| Subject: East Timor militia boss Guterres
faces one year jail term
East Timor militia boss faces one year jail term
JAKARTA, March 22 (Reuters) - Indonesian prosecutors on Thursday asked
a court to jail East Timor militia boss Eurico Guterres to 12 months in
prison for inciting violence in West Timor last year, well below the
maximum sentence of five years.
The requested light sentence is likely to attract criticism from human
rights groups and undermine Jakarta's efforts to show it is serious in
seeking justice over violence in East and West Timor in recent years.
Guterres, who considers himself an Indonesian, helped lead marauding
pro-Jakarta militias that laid waste to tiny East Timor after the
territory voted overwhelmingly to break from Indonesia's harsh rule in
August 1999.
If sentenced, he will have his term cut by around six months because he
has been under detention for that period.
"The accused Eurico Guterres was found to have committed crimes by
inciting (trouble) in public... We ask the council of judges to pass a
one-year jail term minus his time in detention," prosecutor Hamka
Minhadj told the North Jakarta Court.
Guterres, the youthful and notorious head of the feared Aitarak
militia, is accused of inciting violence last September in Atambua, a
border town in Indonesian West Timor. The riot forced two United Nations
observers to flee to East Timor.
The observers were investigating the killing in the town of three U.N.

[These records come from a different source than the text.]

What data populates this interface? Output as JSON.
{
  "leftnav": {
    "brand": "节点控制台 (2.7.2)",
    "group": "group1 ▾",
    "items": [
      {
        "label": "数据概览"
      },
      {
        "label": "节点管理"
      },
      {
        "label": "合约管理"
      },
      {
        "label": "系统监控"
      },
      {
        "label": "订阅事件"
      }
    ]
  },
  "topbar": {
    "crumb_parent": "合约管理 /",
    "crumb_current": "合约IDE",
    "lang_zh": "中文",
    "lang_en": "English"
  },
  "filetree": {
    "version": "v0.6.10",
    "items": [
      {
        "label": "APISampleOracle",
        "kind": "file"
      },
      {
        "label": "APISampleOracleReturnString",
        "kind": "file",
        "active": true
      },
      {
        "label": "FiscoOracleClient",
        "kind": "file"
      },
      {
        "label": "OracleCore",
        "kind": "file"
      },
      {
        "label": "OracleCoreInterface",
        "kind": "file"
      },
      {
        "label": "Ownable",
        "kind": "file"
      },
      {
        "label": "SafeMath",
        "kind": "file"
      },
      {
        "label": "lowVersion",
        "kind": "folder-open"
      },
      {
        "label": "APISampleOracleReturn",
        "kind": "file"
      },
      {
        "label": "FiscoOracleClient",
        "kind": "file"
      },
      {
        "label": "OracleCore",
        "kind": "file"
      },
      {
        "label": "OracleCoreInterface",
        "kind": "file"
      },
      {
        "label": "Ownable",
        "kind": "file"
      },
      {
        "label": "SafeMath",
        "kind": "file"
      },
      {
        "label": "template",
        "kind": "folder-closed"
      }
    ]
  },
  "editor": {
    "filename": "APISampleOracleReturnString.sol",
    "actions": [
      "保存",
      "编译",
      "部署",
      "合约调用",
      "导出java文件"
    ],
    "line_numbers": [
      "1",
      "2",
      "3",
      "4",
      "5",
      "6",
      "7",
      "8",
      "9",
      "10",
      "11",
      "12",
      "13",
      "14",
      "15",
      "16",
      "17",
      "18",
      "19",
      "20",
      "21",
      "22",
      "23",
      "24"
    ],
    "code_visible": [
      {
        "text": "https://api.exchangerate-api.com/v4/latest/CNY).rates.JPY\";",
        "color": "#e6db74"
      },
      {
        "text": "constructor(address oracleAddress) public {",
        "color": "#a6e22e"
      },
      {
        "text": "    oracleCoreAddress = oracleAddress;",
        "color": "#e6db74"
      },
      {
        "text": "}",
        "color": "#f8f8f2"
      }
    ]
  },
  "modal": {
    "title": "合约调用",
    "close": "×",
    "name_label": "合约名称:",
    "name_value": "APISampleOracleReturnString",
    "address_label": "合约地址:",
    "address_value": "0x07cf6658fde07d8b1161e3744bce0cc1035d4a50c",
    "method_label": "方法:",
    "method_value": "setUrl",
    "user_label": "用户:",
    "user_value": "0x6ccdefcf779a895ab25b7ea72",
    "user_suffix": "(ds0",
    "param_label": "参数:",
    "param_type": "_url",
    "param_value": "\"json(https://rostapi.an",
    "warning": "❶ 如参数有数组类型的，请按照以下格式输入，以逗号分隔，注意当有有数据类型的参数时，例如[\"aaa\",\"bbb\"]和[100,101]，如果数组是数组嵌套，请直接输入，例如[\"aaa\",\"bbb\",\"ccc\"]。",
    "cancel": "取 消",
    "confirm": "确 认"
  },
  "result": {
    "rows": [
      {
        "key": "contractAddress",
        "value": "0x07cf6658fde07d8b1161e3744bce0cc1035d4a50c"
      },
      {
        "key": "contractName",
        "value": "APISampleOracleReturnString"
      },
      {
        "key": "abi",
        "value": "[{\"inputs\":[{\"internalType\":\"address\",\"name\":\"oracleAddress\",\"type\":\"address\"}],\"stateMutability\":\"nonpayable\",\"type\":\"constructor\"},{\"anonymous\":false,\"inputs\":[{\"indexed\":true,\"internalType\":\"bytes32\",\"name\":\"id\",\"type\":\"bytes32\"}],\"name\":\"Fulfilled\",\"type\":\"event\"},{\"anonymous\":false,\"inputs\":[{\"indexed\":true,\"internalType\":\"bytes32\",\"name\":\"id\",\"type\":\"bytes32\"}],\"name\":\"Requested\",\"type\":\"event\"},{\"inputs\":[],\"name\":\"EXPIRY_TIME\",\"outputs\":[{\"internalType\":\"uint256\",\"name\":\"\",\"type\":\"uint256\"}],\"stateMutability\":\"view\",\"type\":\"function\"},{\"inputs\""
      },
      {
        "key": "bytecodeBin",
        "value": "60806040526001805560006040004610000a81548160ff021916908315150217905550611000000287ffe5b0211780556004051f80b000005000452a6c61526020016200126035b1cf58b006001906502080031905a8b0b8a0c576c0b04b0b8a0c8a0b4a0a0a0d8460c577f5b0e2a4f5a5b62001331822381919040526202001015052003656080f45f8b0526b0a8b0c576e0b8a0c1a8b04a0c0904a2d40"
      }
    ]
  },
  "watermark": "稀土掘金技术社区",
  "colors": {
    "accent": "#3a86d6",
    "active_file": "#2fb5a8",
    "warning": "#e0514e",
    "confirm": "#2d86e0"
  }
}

aid workers which was widely blamed on East Timorese militiamen opposed to
their homeland's break from Jakarta's rule.
East Timor is now under U.N. administration after an international
military force entered following the 1999 vote to restore order.
The arrival of foreign troops in the former Portuguese colony prompted
the militias to flee across the border into West Timor, where they
continue to harass some 100,000 East Timorese refugees they herded there
after the independence vote.
In response to the sentence demanded by prosecutors, Guterres said:
"I don't see any signs of justice." He has previously denied any
wrongdoing.
The trial was adjourned until April 3 and the court is expected to hand
down its verdict in the next few weeks.